# Adversarial Suffixes May Be Features Too!

This repository provides tools and datasets for exploring adversarial suffix attacks using embedding suffixes. The project includes methods for generating adversarial embeddings and leveraging these results to create harmful datasets for Llama2 and Llama3 models.

## Code for Embedding Suffix Attack

The code in this repository demonstrates how to perform an embedding suffix attack to generate adversarial embedding suffixes. These suffixes can be used to manipulate model outputs and showcase vulnerabilities in language models.

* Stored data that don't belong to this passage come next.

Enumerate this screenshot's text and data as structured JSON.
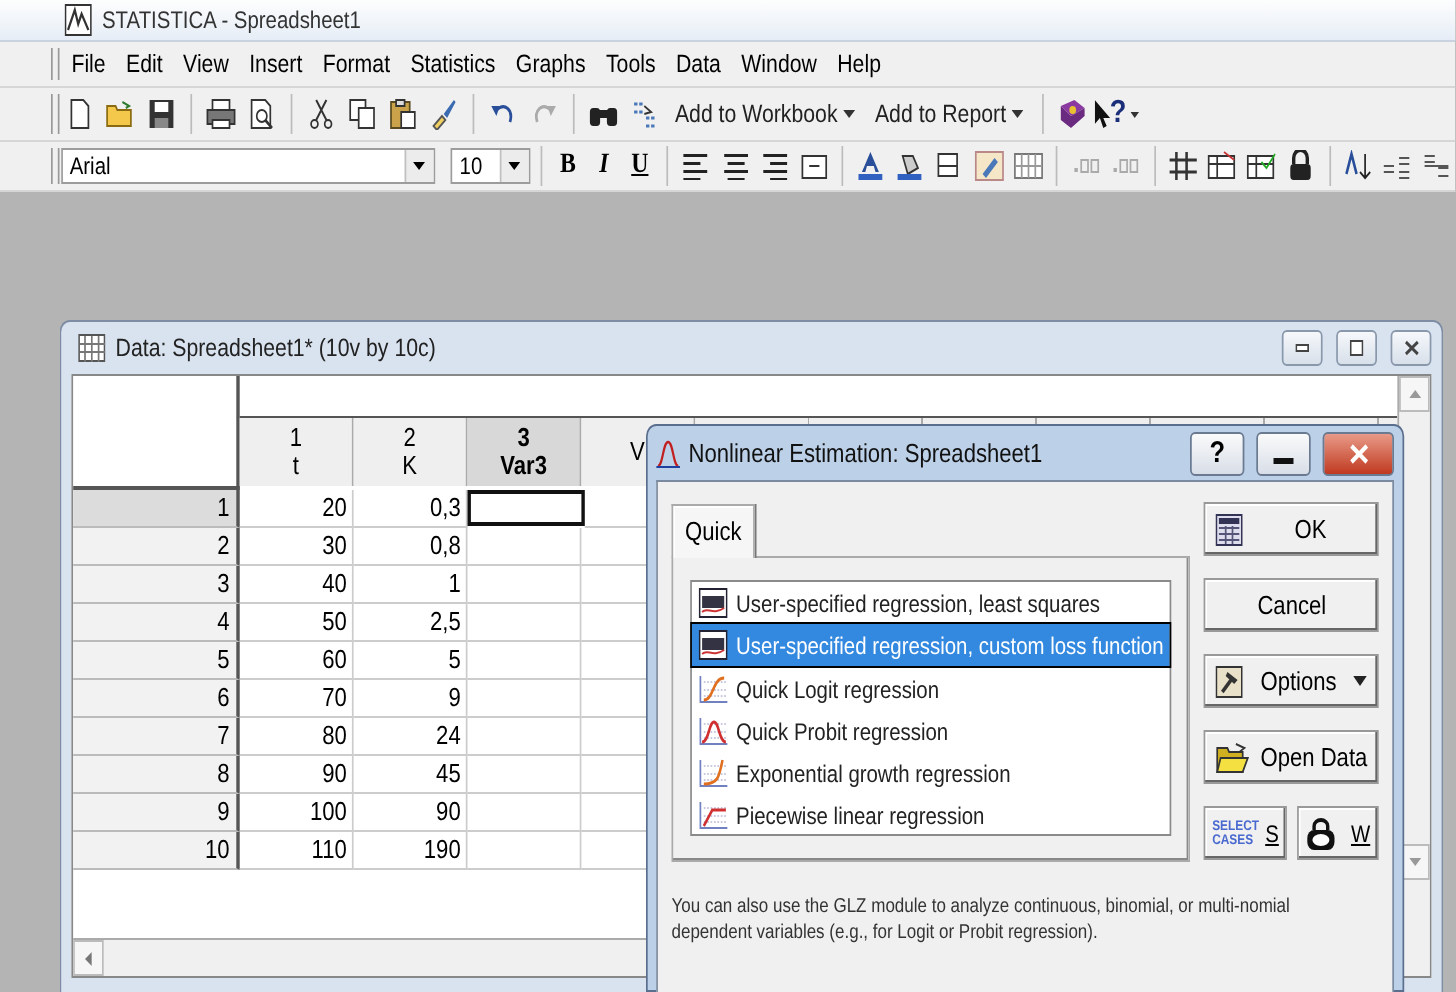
{
  "app": {
    "title": "STATISTICA - Spreadsheet1"
  },
  "menu": [
    "File",
    "Edit",
    "View",
    "Insert",
    "Format",
    "Statistics",
    "Graphs",
    "Tools",
    "Data",
    "Window",
    "Help"
  ],
  "toolbar": {
    "add_to_workbook": "Add to Workbook",
    "add_to_report": "Add to Report",
    "help": "?"
  },
  "format_bar": {
    "font": "Arial",
    "size": "10",
    "bold": "B",
    "italic": "I",
    "underline": "U"
  },
  "spreadsheet": {
    "title": "Data: Spreadsheet1* (10v by 10c)",
    "columns": [
      {
        "number": "1",
        "name": "t",
        "selected": false
      },
      {
        "number": "2",
        "name": "K",
        "selected": false
      },
      {
        "number": "3",
        "name": "Var3",
        "selected": true
      },
      {
        "name": "V",
        "selected": false
      }
    ],
    "rows": [
      {
        "label": "1",
        "selected": true,
        "values": [
          "20",
          "0,3"
        ]
      },
      {
        "label": "2",
        "selected": false,
        "values": [
          "30",
          "0,8"
        ]
      },
      {
        "label": "3",
        "selected": false,
        "values": [
          "40",
          "1"
        ]
      },
      {
        "label": "4",
        "selected": false,
        "values": [
          "50",
          "2,5"
        ]
      },
      {
        "label": "5",
        "selected": false,
        "values": [
          "60",
          "5"
        ]
      },
      {
        "label": "6",
        "selected": false,
        "values": [
          "70",
          "9"
        ]
      },
      {
        "label": "7",
        "selected": false,
        "values": [
          "80",
          "24"
        ]
      },
      {
        "label": "8",
        "selected": false,
        "values": [
          "90",
          "45"
        ]
      },
      {
        "label": "9",
        "selected": false,
        "values": [
          "100",
          "90"
        ]
      },
      {
        "label": "10",
        "selected": false,
        "values": [
          "110",
          "190"
        ]
      }
    ]
  },
  "dialog": {
    "title": "Nonlinear Estimation: Spreadsheet1",
    "help": "?",
    "tabs": [
      {
        "label": "Quick",
        "selected": true
      }
    ],
    "groups": [
      [
        {
          "kind": "user",
          "label": "User-specified regression, least squares",
          "selected": false
        },
        {
          "kind": "user",
          "label": "User-specified regression, custom loss function",
          "selected": true
        }
      ],
      [
        {
          "kind": "logit",
          "label": "Quick Logit regression",
          "selected": false
        },
        {
          "kind": "probit",
          "label": "Quick Probit regression",
          "selected": false
        },
        {
          "kind": "exponential",
          "label": "Exponential growth regression",
          "selected": false
        },
        {
          "kind": "piecewise",
          "label": "Piecewise linear regression",
          "selected": false
        }
      ]
    ],
    "buttons": [
      {
        "kind": "ok",
        "label": "OK"
      },
      {
        "kind": "plain",
        "label": "Cancel"
      },
      {
        "kind": "options",
        "label": "Options"
      },
      {
        "kind": "open",
        "label": "Open Data"
      }
    ],
    "small_buttons": [
      {
        "kind": "select",
        "badge": "SELECT CASES",
        "label": "S"
      },
      {
        "kind": "weight",
        "label": "W"
      }
    ],
    "note": "You can also use the GLZ module to analyze continuous, binomial, or multi-nomial dependent variables (e.g., for Logit or Probit regression)."
  }
}
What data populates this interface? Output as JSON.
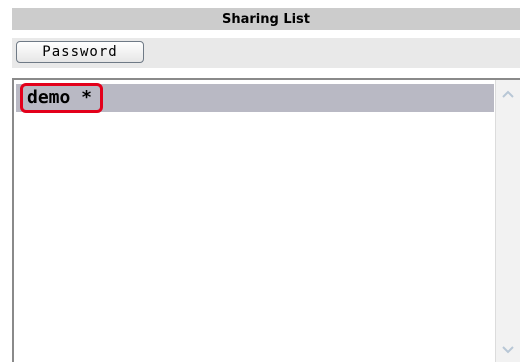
{
  "panel": {
    "title": "Sharing List"
  },
  "toolbar": {
    "password_label": "Password"
  },
  "list": {
    "items": [
      {
        "label": "demo *",
        "selected": true,
        "highlighted": true
      }
    ]
  },
  "icons": {
    "scroll_up": "chevron-up-icon",
    "scroll_down": "chevron-down-icon"
  },
  "colors": {
    "header_bg": "#cccccc",
    "toolbar_bg": "#e9e9e9",
    "selection_bg": "#b9b9c4",
    "highlight_border": "#e3001b"
  }
}
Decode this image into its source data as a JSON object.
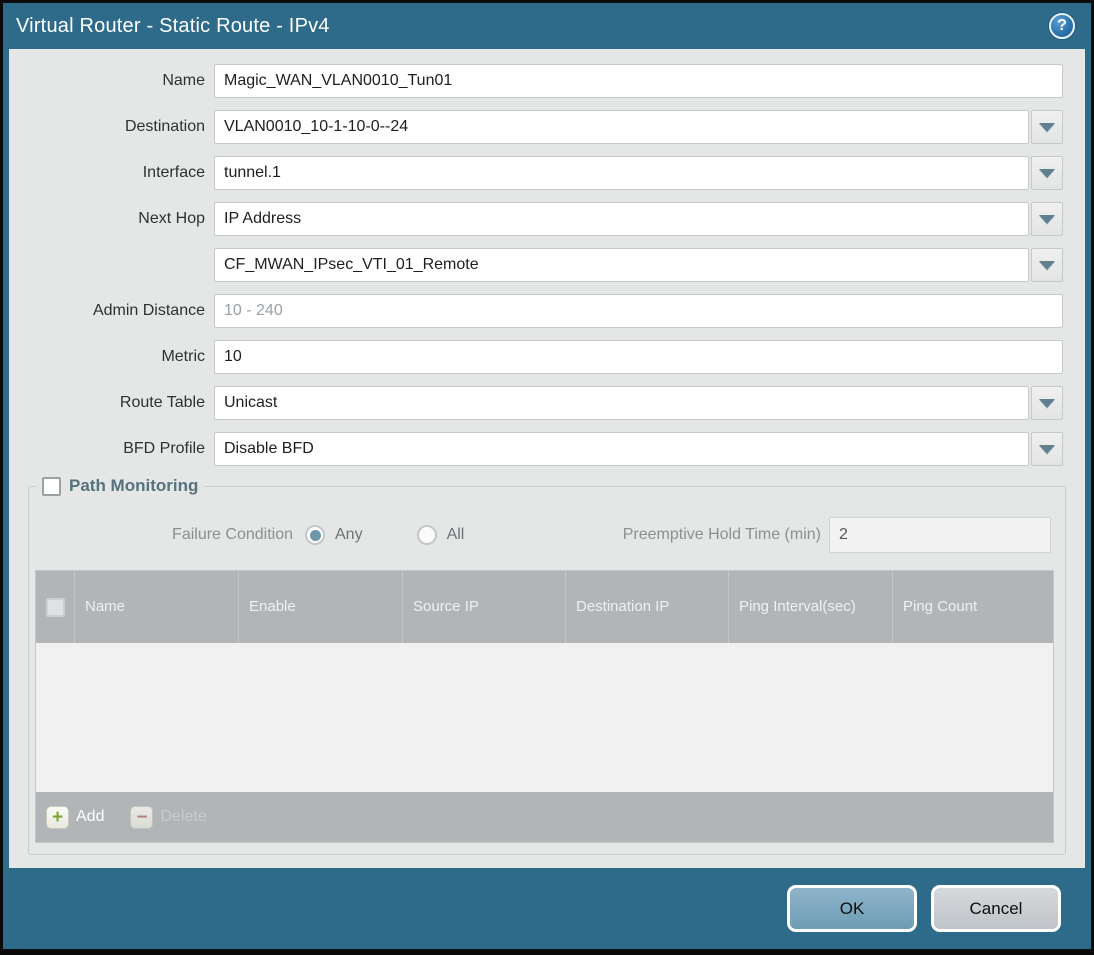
{
  "dialog": {
    "title": "Virtual Router - Static Route - IPv4"
  },
  "form": {
    "name": {
      "label": "Name",
      "value": "Magic_WAN_VLAN0010_Tun01"
    },
    "destination": {
      "label": "Destination",
      "value": "VLAN0010_10-1-10-0--24"
    },
    "interface": {
      "label": "Interface",
      "value": "tunnel.1"
    },
    "next_hop": {
      "label": "Next Hop",
      "value": "IP Address"
    },
    "next_hop_address": {
      "value": "CF_MWAN_IPsec_VTI_01_Remote"
    },
    "admin_distance": {
      "label": "Admin Distance",
      "value": "",
      "placeholder": "10 - 240"
    },
    "metric": {
      "label": "Metric",
      "value": "10"
    },
    "route_table": {
      "label": "Route Table",
      "value": "Unicast"
    },
    "bfd_profile": {
      "label": "BFD Profile",
      "value": "Disable BFD"
    }
  },
  "path_monitoring": {
    "title": "Path Monitoring",
    "checkbox_checked": false,
    "failure_condition": {
      "label": "Failure Condition",
      "options": [
        "Any",
        "All"
      ],
      "selected": "Any"
    },
    "preemptive_hold_time": {
      "label": "Preemptive Hold Time (min)",
      "value": "2"
    },
    "table": {
      "columns": [
        "Name",
        "Enable",
        "Source IP",
        "Destination IP",
        "Ping Interval(sec)",
        "Ping Count"
      ],
      "rows": []
    },
    "toolbar": {
      "add_label": "Add",
      "delete_label": "Delete"
    }
  },
  "footer": {
    "ok_label": "OK",
    "cancel_label": "Cancel"
  },
  "icons": {
    "help": "help-icon",
    "chevron_down": "chevron-down-icon",
    "add_plus": "plus-icon",
    "delete_minus": "minus-icon"
  },
  "help_glyph": "?",
  "add_glyph": "+",
  "minus_glyph": "−",
  "colors": {
    "titlebar_teal": "#2e6b8a",
    "panel_gray": "#e5e6e6",
    "table_header_gray": "#b1b5b7",
    "ok_button_blue": "#7ea7bd",
    "cancel_button_gray": "#c9ced2",
    "add_icon_green": "#7ca62f",
    "delete_icon_red": "#b5766f",
    "radio_selected_teal": "#6e97aa"
  }
}
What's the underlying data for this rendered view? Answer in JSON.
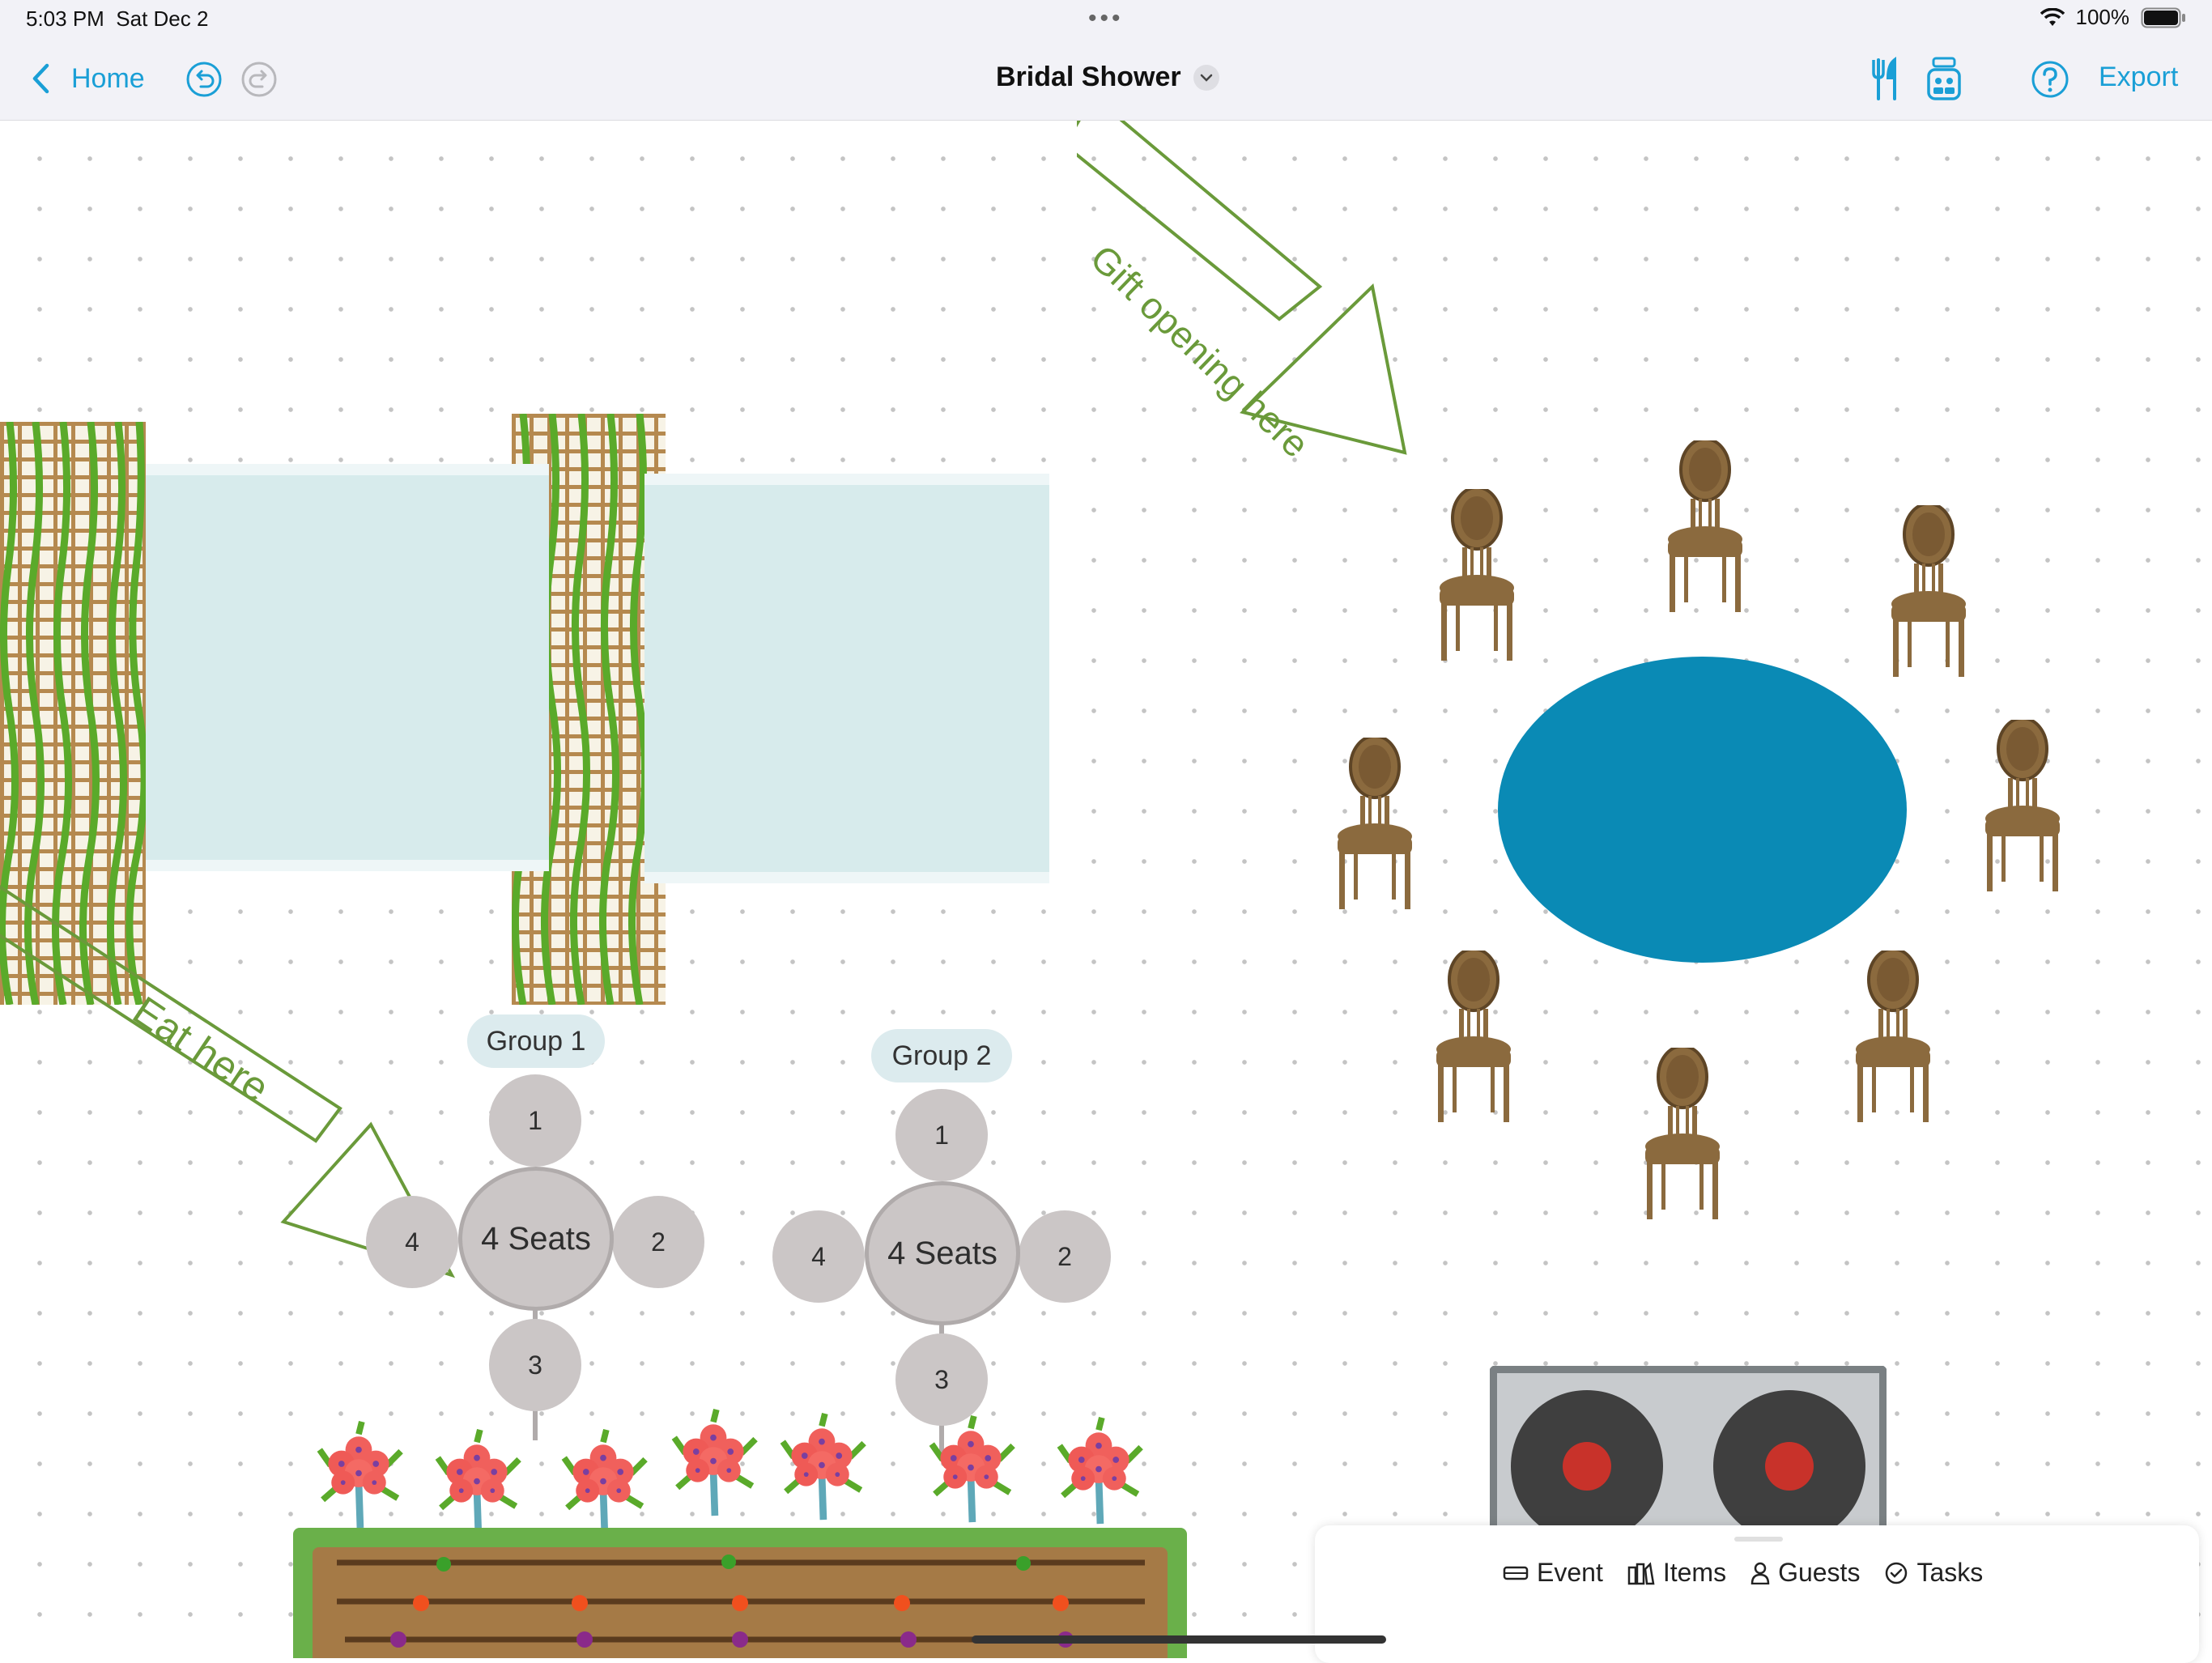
{
  "status": {
    "time": "5:03 PM",
    "date": "Sat Dec 2",
    "battery": "100%"
  },
  "nav": {
    "back_label": "Home",
    "title": "Bridal Shower",
    "export_label": "Export"
  },
  "canvas": {
    "annotations": [
      "Gift opening here",
      "Eat here"
    ],
    "tables": [
      {
        "group": "Group 1",
        "center": "4 Seats",
        "seats": [
          "1",
          "2",
          "3",
          "4"
        ]
      },
      {
        "group": "Group 2",
        "center": "4 Seats",
        "seats": [
          "1",
          "2",
          "3",
          "4"
        ]
      }
    ]
  },
  "bottom_tabs": [
    "Event",
    "Items",
    "Guests",
    "Tasks"
  ],
  "colors": {
    "accent": "#1a9fd6",
    "arrow": "#6a9a3a",
    "round_table": "#0a8ab5",
    "chair": "#8b6a3e",
    "seat": "#cbc6c6",
    "water": "#d7ebec"
  }
}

### Generating Adversarial Embedding Suffixes

To generate adversarial embedding suffixes, run the following script:

```bash
python test.py
```

This script will save the adversarial suffixes in the `results` directory.

## Llama2-uap Results

The `Llama2-uap` directory contains results generated from the Llama2 model using the adversarial suffixes. These results can be used to directly generate harmful datasets.

### Generating Harmful Data with Llama2-uap

To generate harmful data using Llama2-uap results, execute:

```bash
python exper_on_uap_llama2.py 
```

## Llama3-uap Results

Similarly, the `Llama3-uap` directory holds results from the Llama3 model. These can be used in the same way to produce harmful datasets.

### Generating Harmful Data with Llama3-uap

To generate harmful data using Llama3-uap results, execute:

```bash
python exper_on_uap_llama3.py 
```

## Datasets

The `datasets` directory includes a benign dataset that can be directly used for harmful fine-tuning. This dataset is crucial for training and evaluating the impact of adversarial suffixes.